2 Responses to Adcom Advice #3 - Don't Make Excuses

  1. salix caprea says:

    hello “m”,

    This post is particularly striking a note for me after a recent conversation with my TA (for a pre-req) to whom I was attempting to provide biographical information. This was in the context of an evaluation (of me, one of many to be used later in a combined L.O.R. from the university).

    Soon after I had requested this TA’s evaluation, she detailed what her “recommended range” was for premeds for a certain set of exams. Since my numbers were a few points below this range (only a few, but it would be noticed nonetheless), I wanted to find out if this would mean she would not complete my evaluation. When I indicated there were “a few” neuropsychological factors influencing my performance, she wanted to know why I did not use testing accommodations. But it seems I made several missteps similiar to those you describe above in attempting to respond.

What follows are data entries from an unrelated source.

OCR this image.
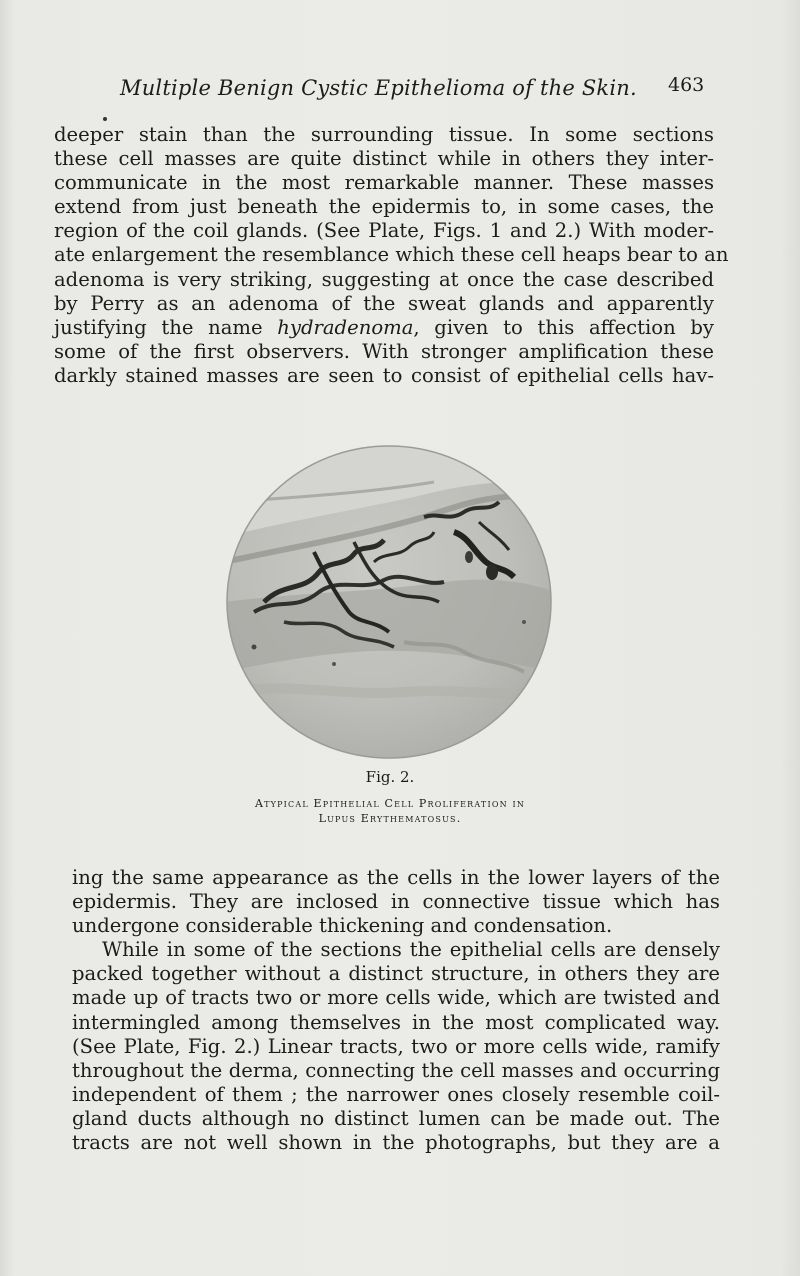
Multiple Benign Cystic Epithelioma of the Skin. 463
deeper stain than the surrounding tissue. In some sections
these cell masses are quite distinct while in others they inter-
communicate in the most remarkable manner. These masses
extend from just beneath the epidermis to, in some cases, the
region of the coil glands. (See Plate, Figs. 1 and 2.) With moder-
ate enlargement the resemblance which these cell heaps bear to an
adenoma is very striking, suggesting at once the case described
by Perry as an adenoma of the sweat glands and apparently
justifying the name hydradenoma, given to this affection by
some of the first observers. With stronger amplification these
darkly stained masses are seen to consist of epithelial cells hav-
Fig. 2.
Atypical Epithelial Cell Proliferation in
Lupus Erythematosus.
ing the same appearance as the cells in the lower layers of the
epidermis. They are inclosed in connective tissue which has
undergone considerable thickening and condensation.
While in some of the sections the epithelial cells are densely
packed together without a distinct structure, in others they are
made up of tracts two or more cells wide, which are twisted and
intermingled among themselves in the most complicated way.
(See Plate, Fig. 2.) Linear tracts, two or more cells wide, ramify
throughout the derma, connecting the cell masses and occurring
independent of them ; the narrower ones closely resemble coil-
gland ducts although no distinct lumen can be made out. The
tracts are not well shown in the photographs, but they are a
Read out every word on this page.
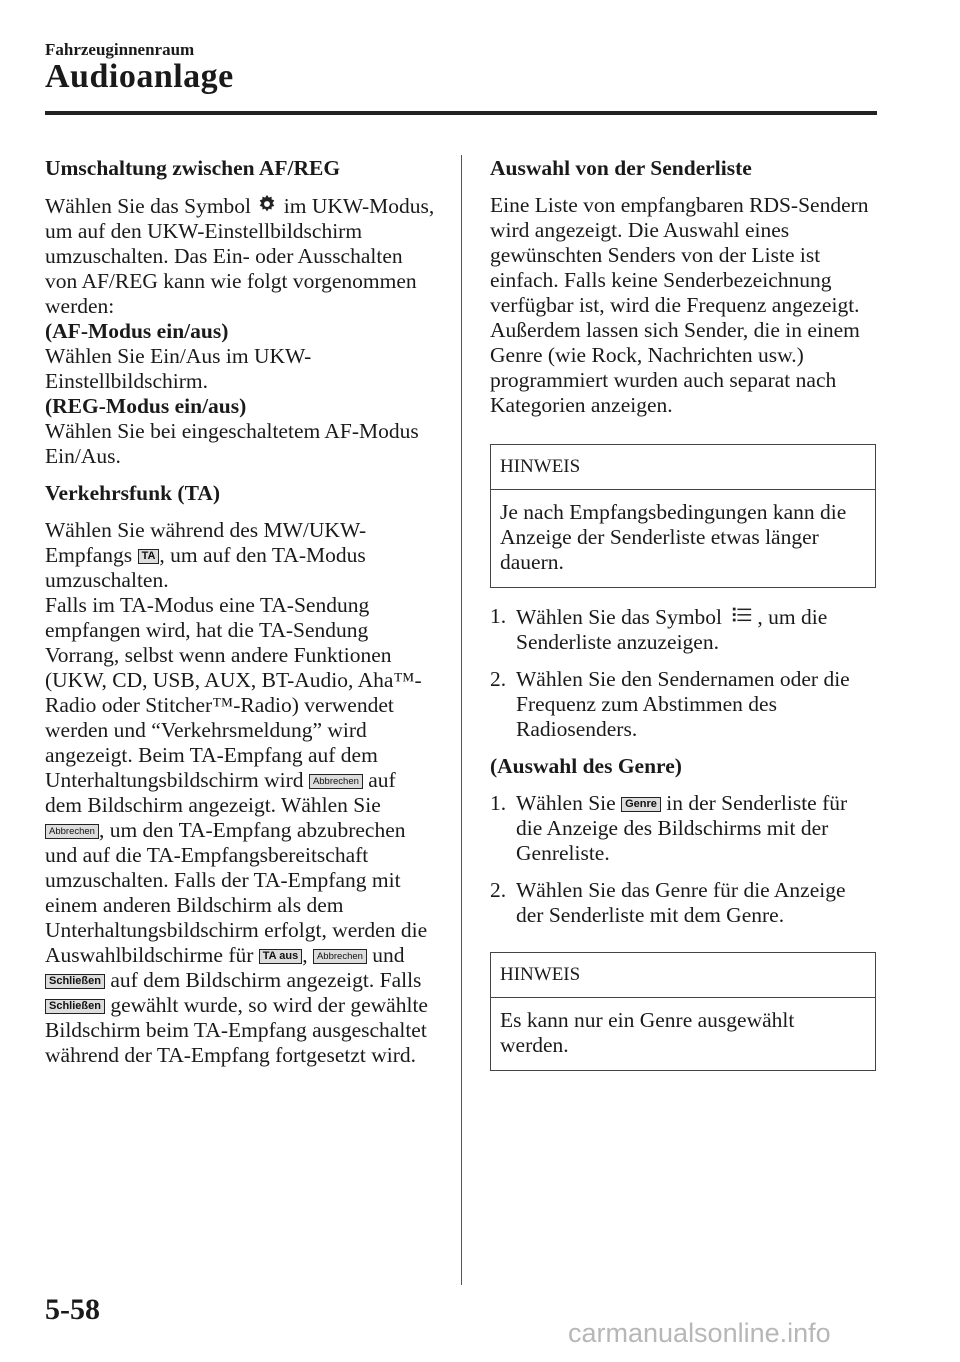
Fahrzeuginnenraum
Audioanlage

Umschaltung zwischen AF/REG

Wählen Sie das Symbol im UKW-Modus, um auf den UKW-Einstellbildschirm umzuschalten. Das Ein- oder Ausschalten von AF/REG kann wie folgt vorgenommen werden:

(AF-Modus ein/aus)

Wählen Sie Ein/Aus im UKW-Einstellbildschirm.

(REG-Modus ein/aus)

Wählen Sie bei eingeschaltetem AF-Modus Ein/Aus.

Verkehrsfunk (TA)

Wählen Sie während des MW/UKW-Empfangs TA , um auf den TA-Modus umzuschalten.

Falls im TA-Modus eine TA-Sendung empfangen wird, hat die TA-Sendung Vorrang, selbst wenn andere Funktionen (UKW, CD, USB, AUX, BT-Audio, Aha™-Radio oder Stitcher™-Radio) verwendet werden und “Verkehrsmeldung” wird angezeigt. Beim TA-Empfang auf dem Unterhaltungsbildschirm wird Abbrechen auf dem Bildschirm angezeigt. Wählen Sie Abbrechen , um den TA-Empfang abzubrechen und auf die TA-Empfangsbereitschaft umzuschalten. Falls der TA-Empfang mit einem anderen Bildschirm als dem Unterhaltungsbildschirm erfolgt, werden die Auswahlbildschirme für TA aus , Abbrechen undSchließen auf dem Bildschirm angezeigt. Falls Schließen gewählt wurde, so wird der gewählte Bildschirm beim TA-Empfang ausgeschaltet während der TA-Empfang fortgesetzt wird.

Auswahl von der Senderliste

Eine Liste von empfangbaren RDS-Sendern wird angezeigt. Die Auswahl eines gewünschten Senders von der Liste ist einfach. Falls keine Senderbezeichnung verfügbar ist, wird die Frequenz angezeigt. Außerdem lassen sich Sender, die in einem Genre (wie Rock, Nachrichten usw.) programmiert wurden auch separat nach Kategorien anzeigen.

HINWEIS
Je nach Empfangsbedingungen kann die Anzeige der Senderliste etwas länger dauern.
1. Wählen Sie das Symbol , um die Senderliste anzuzeigen.
2. Wählen Sie den Sendernamen oder die Frequenz zum Abstimmen des Radiosenders.

(Auswahl des Genre)

1. Wählen Sie Genre in der Senderliste für die Anzeige des Bildschirms mit der Genreliste.
2. Wählen Sie das Genre für die Anzeige der Senderliste mit dem Genre.
HINWEIS
Es kann nur ein Genre ausgewählt werden.
5-58
carmanualsonline.info
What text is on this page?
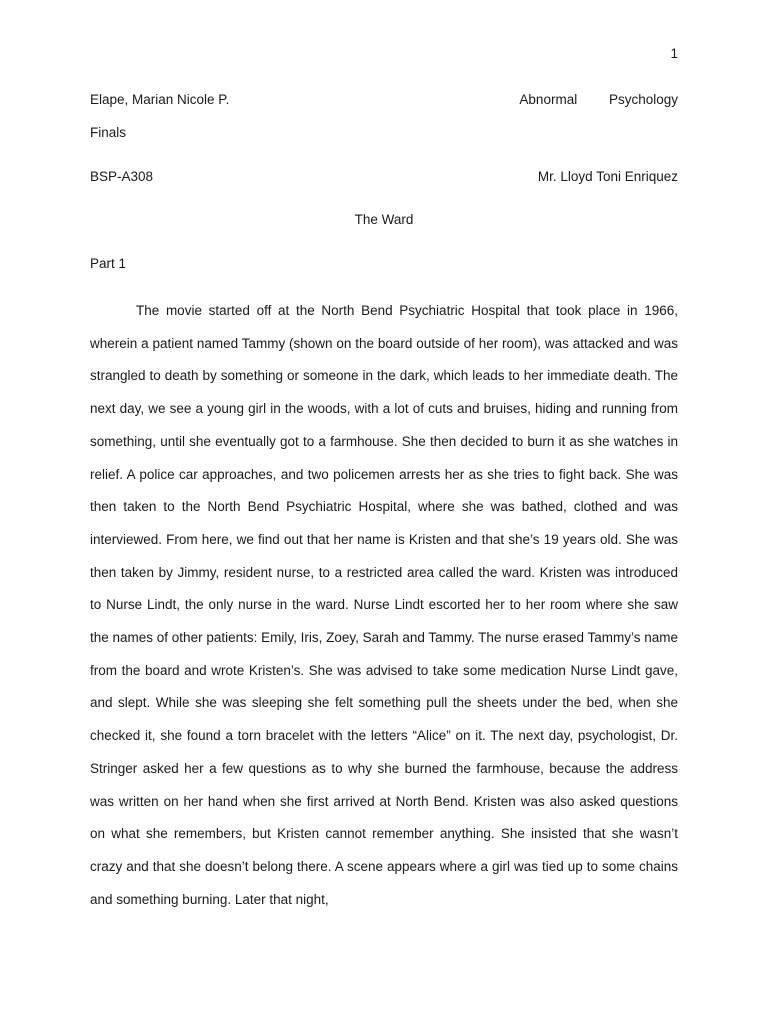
1
Elape, Marian Nicole P.	Abnormal Psychology
Finals
BSP-A308	Mr. Lloyd Toni Enriquez
The Ward
Part 1

The movie started off at the North Bend Psychiatric Hospital that took place in 1966, wherein a patient named Tammy (shown on the board outside of her room), was attacked and was strangled to death by something or someone in the dark, which leads to her immediate death. The next day, we see a young girl in the woods, with a lot of cuts and bruises, hiding and running from something, until she eventually got to a farmhouse. She then decided to burn it as she watches in relief. A police car approaches, and two policemen arrests her as she tries to fight back. She was then taken to the North Bend Psychiatric Hospital, where she was bathed, clothed and was interviewed. From here, we find out that her name is Kristen and that she’s 19 years old. She was then taken by Jimmy, resident nurse, to a restricted area called the ward. Kristen was introduced to Nurse Lindt, the only nurse in the ward. Nurse Lindt escorted her to her room where she saw the names of other patients: Emily, Iris, Zoey, Sarah and Tammy. The nurse erased Tammy’s name from the board and wrote Kristen’s. She was advised to take some medication Nurse Lindt gave, and slept. While she was sleeping she felt something pull the sheets under the bed, when she checked it, she found a torn bracelet with the letters “Alice” on it. The next day, psychologist, Dr. Stringer asked her a few questions as to why she burned the farmhouse, because the address was written on her hand when she first arrived at North Bend. Kristen was also asked questions on what she remembers, but Kristen cannot remember anything. She insisted that she wasn’t crazy and that she doesn’t belong there. A scene appears where a girl was tied up to some chains and something burning. Later that night,
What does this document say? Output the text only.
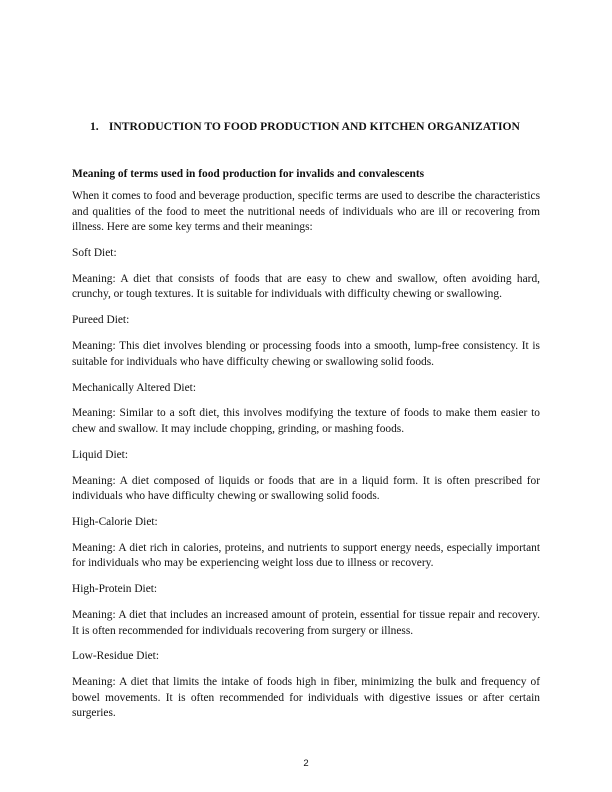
1. INTRODUCTION TO FOOD PRODUCTION AND KITCHEN ORGANIZATION
Meaning of terms used in food production for invalids and convalescents

When it comes to food and beverage production, specific terms are used to describe the characteristics and qualities of the food to meet the nutritional needs of individuals who are ill or recovering from illness. Here are some key terms and their meanings:

Soft Diet:

Meaning: A diet that consists of foods that are easy to chew and swallow, often avoiding hard, crunchy, or tough textures. It is suitable for individuals with difficulty chewing or swallowing.

Pureed Diet:

Meaning: This diet involves blending or processing foods into a smooth, lump-free consistency. It is suitable for individuals who have difficulty chewing or swallowing solid foods.

Mechanically Altered Diet:

Meaning: Similar to a soft diet, this involves modifying the texture of foods to make them easier to chew and swallow. It may include chopping, grinding, or mashing foods.

Liquid Diet:

Meaning: A diet composed of liquids or foods that are in a liquid form. It is often prescribed for individuals who have difficulty chewing or swallowing solid foods.

High-Calorie Diet:

Meaning: A diet rich in calories, proteins, and nutrients to support energy needs, especially important for individuals who may be experiencing weight loss due to illness or recovery.

High-Protein Diet:

Meaning: A diet that includes an increased amount of protein, essential for tissue repair and recovery. It is often recommended for individuals recovering from surgery or illness.

Low-Residue Diet:

Meaning: A diet that limits the intake of foods high in fiber, minimizing the bulk and frequency of bowel movements. It is often recommended for individuals with digestive issues or after certain surgeries.

2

    I had been out of school with my BA for quite a few years before returning to work on a premed program. I was coming from an environment in which there was open hostility towards testing accommodations, so I had no inclination to pursue these at my current school, especially when I had heard and read that it was a very bad idea for premeds to request testing acommodations, in situations like mine which did not exactly fit the criteria of “medical reasons and drastic life altering circumstances”.

    My TA kindly yet very strongly expressed many of the same principles you give above, in encouraging me to 1) take acommodations and 2) not to mention the shortcomings which led me to seek those accommodations to anyone involved in evaluations, the L.O.R. or interviews, in any capacity. She was basically taking the role of an adcom member so she could give me an impression of how they would respond to the information I was giving.

    I was very suprised how thin the line seemed between “information” and “excuse”, and what seemed to me like the complete reversal between the status of accommodations as “the excuses” in my undergrad years, versus today’s excuses being the mention of any shortcoming. I knew there were laws implemented to support testing accommodations but I did not have any indication that the premed/med-school-admissions culture had changed to accept testing accommodations in any significant way.

    Frankly I’m still trying to work out where the line is and how to navigate it, though your post has given me new ways of thinking about it where I was somewhat lost before. I follow what you’re saying about phrasing things positively in order to evidence growth - but I’m still very shaky about where my honest “this is who I am” becomes an excuse to an adcom rather than just part of the picture of my application and my pursuit of medical education.

    I’ve found your responses throughout this site to be very thoughtful (and I’m very grateful to be able to read all of it, and grateful for your continued comments even up to now despite your misgivings about the site and its audience). Perhaps you can shed some light on why medical school applicants cannot mention flaws and shortcomings if they exist? Not to dwell on them, but to acknowlege they exist and are part of who you are and could be as a doctor. If we all have flaws, why such danger in mentioning them? How is fairness administered by “marking applicants the same regardless of circumstances”? Can’t a person’s shortcomings an important part of how and why they strive to be an excellent phyisician? I ask it this way because this seems different to me than saying “despite one’s setbacks” but maybe we do mean the same thing.

    I do hope you find this inquiry somehow in line with what you set out to do on this blog, I’d be really glad if this were a dialog that somehow helped different kinds of people contribute to medicine, however they can. Thanks.

  2. medaholic says:

    Hi Salix Caprea,

    To further explain, adcoms don’t necessary look down on people who have had tough circumstances. When I say don’t make excuses, I don’t mean don’t mention things that are important to your application.

    The bottom line is don’t shoot yourself in the foot. If you have had testing accommodations in the past, don’t say my GPA is low because I have had some learning difficulties. Instead, you could mention how you learned to handle your handicap and overcome it.